Anonymous - Czw Sie 21, 2008 20:33
poza tym szczurki zwykle powinno sie kupowac minimum w parach czyli wychodzi ok 200 zl a klatka dla nich powinna juz byc znacznie wieksza nastepne 150 zl i wyposazenie tez kosztuje (wychodzi niezlej jakosci rasowy pies ) jak ktos jest niepelnoletni dlugo moze zbierac... Sadze z reszta ze rodzice by go wysmiali jakby chcial wydac 100 zl na 'jakiegos' szczura (nie mowie ze wszyscy ale duzo osob ma takie podejscie ale duzo )
AngelsDream - Czw Sie 21, 2008 20:38
tamiska, z tym psem bym nie przesadzała
wuwuna - Czw Sie 21, 2008 20:39
tamiska, są adopcje,nikt nikogo nie zmusza do kupowania w hodowli.
Chodzi tylko o to aby nie dawać zarabiać rozmnażaczom,bo na tym cierpią tylko i wyłącznie biedne zwierzęta
Sorgen - Czw Sie 21, 2008 20:41
Ja się zgodzę z PALATINĄ, poza tymi plusami rasiaka które wymieniłam czyli socjalizacja i dobre odkarmienie samicy i młodych dochodzi jeszcze kwestia wyglądu. Czekałam na miot u Justki i zrezygnowałam ze swojej rezerwacji bo nie było szczurka takiego jak sobie wymarzyłam, a jak mam zapłacić te 100 zł to szczur wizualnie ma być taki jaki mi się wymarzył więc będę czekać. A narazie jutro do mnie przyjeżdża watka z labu
tamiska z tymi kosztami które wychodzą jak za niezłej jakości rasowego psa to przesadzasz Nie sądzę żeby na 2 szczury i klatkę ktoś wydał około 1500-2000zł. Bo takie są średnio ceny rasowych psów
wuwuna myślę że wszystkim nam o to chodzi. Dla mnie to jest jedyny argument żeby nie kupować ze sklepu zoo. Tak jak pisałam nie przemawia do mnie argument wyższej zdrowotności rasiaków i tyle.

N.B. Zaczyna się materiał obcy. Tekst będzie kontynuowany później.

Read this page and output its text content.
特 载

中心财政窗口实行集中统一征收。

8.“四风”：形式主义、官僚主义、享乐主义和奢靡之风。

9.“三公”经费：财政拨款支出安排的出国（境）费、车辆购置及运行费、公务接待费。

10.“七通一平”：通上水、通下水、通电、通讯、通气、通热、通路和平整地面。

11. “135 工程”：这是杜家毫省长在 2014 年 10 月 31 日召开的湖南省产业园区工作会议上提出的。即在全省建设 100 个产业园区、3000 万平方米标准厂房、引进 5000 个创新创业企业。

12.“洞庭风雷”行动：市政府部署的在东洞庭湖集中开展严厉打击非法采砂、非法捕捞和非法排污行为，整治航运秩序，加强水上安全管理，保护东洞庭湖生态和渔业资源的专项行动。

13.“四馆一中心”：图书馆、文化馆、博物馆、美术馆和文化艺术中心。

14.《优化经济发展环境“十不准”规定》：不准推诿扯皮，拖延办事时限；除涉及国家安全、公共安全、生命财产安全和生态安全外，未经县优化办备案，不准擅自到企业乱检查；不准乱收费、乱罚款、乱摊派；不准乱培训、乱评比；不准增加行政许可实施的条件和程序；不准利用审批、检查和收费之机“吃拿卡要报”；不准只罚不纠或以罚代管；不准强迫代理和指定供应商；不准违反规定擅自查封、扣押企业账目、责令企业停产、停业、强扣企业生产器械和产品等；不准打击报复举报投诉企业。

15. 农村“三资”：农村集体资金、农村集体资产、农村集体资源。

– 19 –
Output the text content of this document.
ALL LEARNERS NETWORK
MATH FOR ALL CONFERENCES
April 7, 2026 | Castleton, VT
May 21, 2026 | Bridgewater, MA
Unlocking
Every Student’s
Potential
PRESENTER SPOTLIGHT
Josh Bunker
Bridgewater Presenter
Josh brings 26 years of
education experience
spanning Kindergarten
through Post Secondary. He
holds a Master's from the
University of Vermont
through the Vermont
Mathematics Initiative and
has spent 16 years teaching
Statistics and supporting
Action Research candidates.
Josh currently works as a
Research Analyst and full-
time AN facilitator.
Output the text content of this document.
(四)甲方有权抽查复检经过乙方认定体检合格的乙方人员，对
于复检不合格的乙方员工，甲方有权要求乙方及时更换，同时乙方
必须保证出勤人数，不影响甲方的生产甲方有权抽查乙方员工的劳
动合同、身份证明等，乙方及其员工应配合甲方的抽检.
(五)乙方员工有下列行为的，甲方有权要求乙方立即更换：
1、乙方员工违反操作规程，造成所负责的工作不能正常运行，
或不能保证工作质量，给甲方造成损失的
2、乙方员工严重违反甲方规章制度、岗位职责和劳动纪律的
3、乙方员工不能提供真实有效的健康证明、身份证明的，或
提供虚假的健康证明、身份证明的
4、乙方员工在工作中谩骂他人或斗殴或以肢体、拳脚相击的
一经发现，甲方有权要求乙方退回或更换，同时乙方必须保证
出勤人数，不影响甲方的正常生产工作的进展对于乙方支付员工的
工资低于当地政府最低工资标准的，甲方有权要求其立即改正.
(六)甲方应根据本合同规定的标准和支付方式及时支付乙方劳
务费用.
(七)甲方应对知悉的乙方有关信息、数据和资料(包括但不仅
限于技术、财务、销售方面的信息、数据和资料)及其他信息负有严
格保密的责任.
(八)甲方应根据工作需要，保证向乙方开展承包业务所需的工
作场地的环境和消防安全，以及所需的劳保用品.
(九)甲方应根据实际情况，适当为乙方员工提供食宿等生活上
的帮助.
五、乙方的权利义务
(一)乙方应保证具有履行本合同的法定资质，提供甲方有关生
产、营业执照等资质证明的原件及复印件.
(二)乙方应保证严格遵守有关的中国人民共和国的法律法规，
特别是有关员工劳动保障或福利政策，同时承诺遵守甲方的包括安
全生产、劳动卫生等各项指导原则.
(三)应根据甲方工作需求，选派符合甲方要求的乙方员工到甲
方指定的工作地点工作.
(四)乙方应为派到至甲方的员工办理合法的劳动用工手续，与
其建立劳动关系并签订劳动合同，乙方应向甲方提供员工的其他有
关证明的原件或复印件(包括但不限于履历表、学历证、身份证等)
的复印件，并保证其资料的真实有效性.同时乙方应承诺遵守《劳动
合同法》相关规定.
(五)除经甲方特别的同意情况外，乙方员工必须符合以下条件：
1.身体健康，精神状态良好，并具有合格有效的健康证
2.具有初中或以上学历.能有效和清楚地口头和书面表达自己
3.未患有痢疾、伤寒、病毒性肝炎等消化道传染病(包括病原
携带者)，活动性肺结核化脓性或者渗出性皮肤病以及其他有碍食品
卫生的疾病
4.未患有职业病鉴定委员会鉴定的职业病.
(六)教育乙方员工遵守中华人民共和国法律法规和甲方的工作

Oli - Czw Sie 21, 2008 22:10
A do mnie przemawia nie tyle zdrowotność sama w sobie, co psychika. Miałam w sumie 3 szczury ze sklepu, z czego 2 były (jeden jest nadal) poryte psychicznie. Całkowicie nie proludzkie i ogólnie "zdziczałe". Może się ktoś ze mną nie zgodzi, ale ja jednak wyznaję zasadę, że zwierzęta są przede wszystkim dla mnie, a nie dla samych siebie. Oczywiście takiego nie proludzkiego szczura nie oddam czy nie uśpię od razu, ale jednak nie jest to moim marzeniem. Z hodowli natomiast wiem, że szczur nie będzie ode mnie stronił. Nie musi być miziakiem w 200%, ale musi lubić moje towarzystwo, lubić przebywać ze mną.
PALATINA - Czw Sie 21, 2008 23:14
Ja miałam kilkanaście szczurów z zoologika i innych "źle socjalizujących miejsc" i tylko 3 nie były proludzkie, a nawet zdarzało się im być agresywnymi od czasu do czasu. Całej reszcie nie mam nic do zarzucenia.
Z hodowli mam tylko 3 szczury, z czego 2 są bardzo miziaste, a jeden stroni od ludzkiego towarzystwa (choć jest łagodny jak baranek).
Miałam też 10 wistarów i innym albinosów z labu i wszystkie miały idealne charaktery (o niebo lepsze niż jeden z moich rasiaków).
Uważam, że wyższość rasowego szczura polega na tym, że ktoś włożył swój trud w jego wyhodowanie! Ktoś to przemyślał, ktoś się opiekował miotem jak mógł najlepiej itd. A co dalej? Bywa różnie.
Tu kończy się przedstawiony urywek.